What to do instead: Treat sleep app scores skeptically. Overanalyzing sleep quality can trigger a 'nocebo' effect, where you feel exhausted simply because you expect to. Focus instead on the total hours and consistency of your sleep.
Setting unrealistic expectations with streaks
Longtime Mytour readers know this is a personal gripe of mine: Apps that claim to encourage healthy habits often end up rewarding you with a streak that you’ll eventually break, leaving you feeling guilty.
All streaks come to an end. Do you really want to be the person who sets reminders to log a meditation session daily on vacation just to maintain a streak? It’s not worth it. If it is, acknowledge that you’re playing a game with your app—it’s not fostering a healthy habit.
What to do instead: Break the streak intentionally. Skip tracking a workout on purpose to liberate yourself. Take a weekly rest day—you likely need it anyway.
Overthinking calorie intake
Rigid diets can lead to disordered eating for some individuals, and calorie tracking can have a similar impact. If you can monitor your calories without compromising your mental health, that’s excellent. However, it doesn’t mean you should fixate on every calorie.

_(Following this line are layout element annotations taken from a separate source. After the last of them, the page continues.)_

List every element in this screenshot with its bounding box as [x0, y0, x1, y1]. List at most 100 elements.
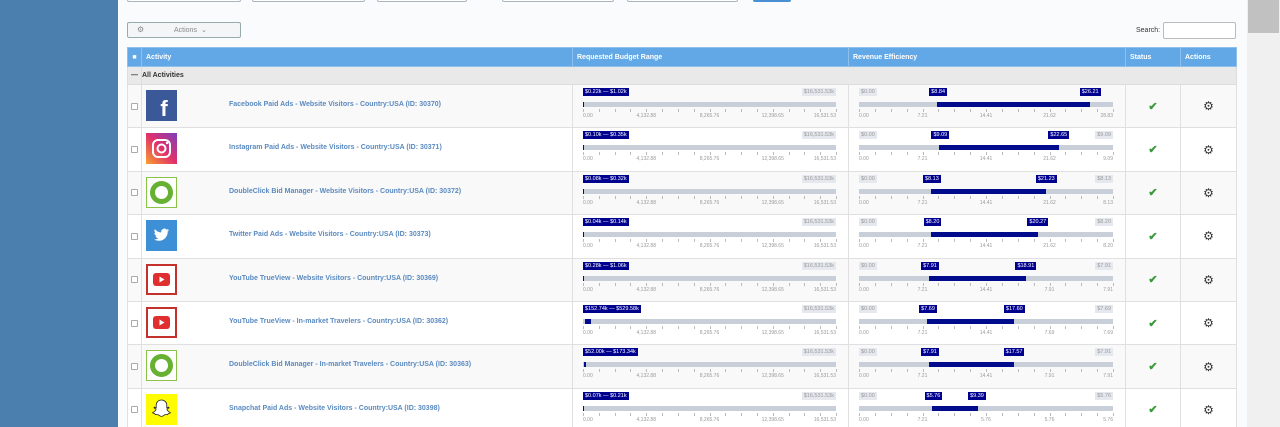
range-track[interactable]	[859, 102, 1113, 107]
range-fill[interactable]	[583, 145, 584, 151]
filter-5[interactable]	[627, 0, 738, 2]
table-row[interactable]: Instagram Paid Ads - Website Visitors - …	[127, 127, 1237, 172]
efficiency-range-slider[interactable]: $0.00 $5.76 $9.39 $5.76 0.00 7.21 5.76 5.76 5.76	[859, 389, 1114, 427]
range-fill[interactable]	[583, 232, 584, 238]
budget-range-slider[interactable]: $52.00k — $173.34k $16,531.53k 0.00 4,132.8…	[583, 345, 837, 388]
gear-icon[interactable]: ⚙	[1203, 143, 1214, 157]
table-row[interactable]: YouTube TrueView - In-market Travelers -…	[127, 300, 1237, 346]
gear-icon[interactable]: ⚙	[1203, 316, 1214, 330]
scrollbar-track[interactable]	[1247, 0, 1280, 427]
gear-icon[interactable]: ⚙	[1203, 99, 1214, 113]
tick-mark	[677, 369, 679, 373]
range-track[interactable]	[583, 102, 836, 107]
header-activity[interactable]: Activity	[141, 47, 573, 67]
range-fill[interactable]	[939, 145, 1059, 151]
table-row[interactable]: f Facebook Paid Ads - Website Visitors - …	[127, 83, 1237, 129]
gear-icon[interactable]: ⚙	[1203, 403, 1214, 417]
table-row[interactable]: Snapchat Paid Ads - Website Visitors - C…	[127, 387, 1237, 427]
budget-range-slider[interactable]: $0.04k — $0.14k $16,531.53k 0.00 4,132.88 8,…	[583, 215, 837, 258]
row-checkbox[interactable]	[131, 406, 138, 414]
activity-link[interactable]: YouTube TrueView - In-market Travelers -…	[229, 318, 448, 325]
activity-link[interactable]: DoubleClick Bid Manager - In-market Trav…	[229, 361, 471, 368]
efficiency-range-slider[interactable]: $0.00 $8.84 $26.21 0.00 7.21 14.41 21.62 28.83	[859, 85, 1114, 128]
row-checkbox[interactable]	[131, 363, 138, 371]
range-track[interactable]	[583, 362, 836, 368]
efficiency-range-slider[interactable]: $0.00 $7.69 $17.60 $7.69 0.00 7.21 14.41 7.69 7.…	[859, 302, 1114, 345]
range-fill[interactable]	[583, 102, 584, 107]
table-row[interactable]: YouTube TrueView - Website Visitors - Co…	[127, 257, 1237, 302]
group-row[interactable]: — All Activities	[127, 66, 1237, 85]
range-track[interactable]	[859, 188, 1113, 194]
filter-2[interactable]	[252, 0, 365, 2]
row-checkbox[interactable]	[131, 232, 138, 240]
range-track[interactable]	[583, 232, 836, 238]
efficiency-range-slider[interactable]: $0.00 $7.91 $17.57 $7.91 0.00 7.21 14.41 7.91 7.…	[859, 345, 1114, 388]
efficiency-range-slider[interactable]: $0.00 $8.20 $20.27 $8.20 0.00 7.21 14.41 21.62 8…	[859, 215, 1114, 258]
range-track[interactable]	[583, 318, 836, 324]
row-checkbox[interactable]	[131, 319, 138, 327]
search-input[interactable]	[1163, 22, 1236, 39]
apply-filter-button[interactable]	[753, 0, 791, 2]
actions-dropdown[interactable]: ⚙ Actions ⌄	[127, 22, 241, 38]
header-revenue-efficiency[interactable]: Revenue Efficiency	[848, 47, 1126, 67]
activity-link[interactable]: Facebook Paid Ads - Website Visitors - C…	[229, 101, 441, 108]
filter-3[interactable]	[377, 0, 467, 2]
range-fill[interactable]	[930, 188, 1047, 194]
range-fill[interactable]	[928, 275, 1026, 281]
range-track[interactable]	[859, 405, 1113, 411]
range-fill[interactable]	[926, 318, 1015, 324]
row-checkbox[interactable]	[131, 102, 138, 110]
range-fill[interactable]	[932, 405, 979, 411]
range-track[interactable]	[583, 145, 836, 151]
select-all-header[interactable]: ■	[127, 47, 142, 67]
activity-link[interactable]: YouTube TrueView - Website Visitors - Co…	[229, 275, 438, 282]
table-row[interactable]: DoubleClick Bid Manager - In-market Trav…	[127, 344, 1237, 389]
range-fill[interactable]	[583, 362, 586, 368]
activity-link[interactable]: DoubleClick Bid Manager - Website Visito…	[229, 188, 461, 195]
range-track[interactable]	[583, 188, 836, 194]
range-track[interactable]	[859, 275, 1113, 281]
efficiency-range-slider[interactable]: $0.00 $7.91 $18.91 $7.91 0.00 7.21 14.41 7.91 7.…	[859, 259, 1114, 302]
range-track[interactable]	[583, 405, 836, 411]
budget-range-slider[interactable]: $0.10k — $0.35k $16,531.53k 0.00 4,132.88 8,…	[583, 128, 837, 171]
header-budget-range[interactable]: Requested Budget Range	[572, 47, 849, 67]
range-track[interactable]	[859, 145, 1113, 151]
gear-icon[interactable]: ⚙	[1203, 229, 1214, 243]
row-checkbox[interactable]	[131, 189, 138, 197]
row-checkbox[interactable]	[131, 276, 138, 284]
efficiency-range-slider[interactable]: $0.00 $9.09 $22.65 $9.09 0.00 7.21 14.41 21.62 9…	[859, 128, 1114, 171]
collapse-icon[interactable]: —	[127, 66, 142, 85]
row-checkbox[interactable]	[131, 146, 138, 154]
budget-range-slider[interactable]: $0.22k — $1.02k $16,531.53k 0.00 4,132.88 8,…	[583, 85, 837, 128]
gear-icon[interactable]: ⚙	[1203, 273, 1214, 287]
range-fill[interactable]	[583, 188, 584, 194]
activity-link[interactable]: Twitter Paid Ads - Website Visitors - Co…	[229, 231, 431, 238]
range-track[interactable]	[583, 275, 836, 281]
activity-link[interactable]: Instagram Paid Ads - Website Visitors - …	[229, 144, 442, 151]
range-track[interactable]	[859, 318, 1113, 324]
range-track[interactable]	[859, 232, 1113, 238]
range-fill[interactable]	[585, 318, 592, 324]
header-actions[interactable]: Actions	[1180, 47, 1237, 67]
activity-link[interactable]: Snapchat Paid Ads - Website Visitors - C…	[229, 405, 440, 412]
tick-mark	[772, 325, 774, 329]
budget-range-slider[interactable]: $0.08k — $0.32k $16,531.53k 0.00 4,132.88 8,…	[583, 172, 837, 215]
gear-icon[interactable]: ⚙	[1203, 360, 1214, 374]
range-fill[interactable]	[931, 232, 1038, 238]
range-fill[interactable]	[936, 102, 1090, 107]
range-track[interactable]	[859, 362, 1113, 368]
range-fill[interactable]	[928, 362, 1014, 368]
table-row[interactable]: Twitter Paid Ads - Website Visitors - Co…	[127, 214, 1237, 259]
budget-range-slider[interactable]: $152.74k — $529.58k $16,531.53k 0.00 4,132.…	[583, 302, 837, 345]
table-row[interactable]: DoubleClick Bid Manager - Website Visito…	[127, 170, 1237, 216]
budget-range-slider[interactable]: $0.28k — $1.06k $16,531.53k 0.00 4,132.88 8,…	[583, 259, 837, 302]
header-status[interactable]: Status	[1125, 47, 1181, 67]
budget-range-slider[interactable]: $0.07k — $0.21k $16,531.53k 0.00 4,132.88 8,…	[583, 389, 837, 427]
gear-icon[interactable]: ⚙	[1203, 186, 1214, 200]
range-fill[interactable]	[583, 405, 584, 411]
range-fill[interactable]	[583, 275, 584, 281]
efficiency-range-slider[interactable]: $0.00 $8.13 $21.23 $8.13 0.00 7.21 14.41 21.62 8…	[859, 172, 1114, 215]
scrollbar-thumb[interactable]	[1248, 0, 1279, 33]
filter-4[interactable]	[502, 0, 614, 2]
filter-1[interactable]	[127, 0, 241, 2]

For instance, you might feel anxious about consuming a large meal. There’s nothing wrong with enjoying an 800-calorie lunch if it consists of nutritious foods (like protein and vegetables). But if you’re afraid of recording a high number, you might eat only half and end up hungry, raiding the snack cabinet later. Alternatively, you might skip logging snacks or condiments to avoid a high total, but honest tracking could reveal your body can handle more calories than you assumed.
What to do instead: Recognize that eating is essential for fueling your body. If you’re committed to tracking calories, use an app like Cronometer that presents data in a less judgmental way.
Obsessing over achieving a 'good' number for anything
What counts as a good HRV reading? A healthy resting heart rate? An optimal VO2max? A decent running pace?
I wouldn’t label these numbers as 'meaningless,' as they do hold some value. However, they aren’t metrics you should use to evaluate your worth as a person. Each figure is meaningful within its specific context but loses significance outside of it.
For instance, if your current running pace is 10 minutes per mile, it’s irrelevant whether that’s considered 'good.' You can always train to improve if you wish. Similarly, HRV (heart rate variability) is a useful indicator of stress from training or life, but it’s not something you can meaningfully compare with others.
What to do instead: Reflect on what truly matters. A number on your screen has no real-world significance, but improvements in heart health or race performance do. Focus on these tangible outcomes rather than daily scores.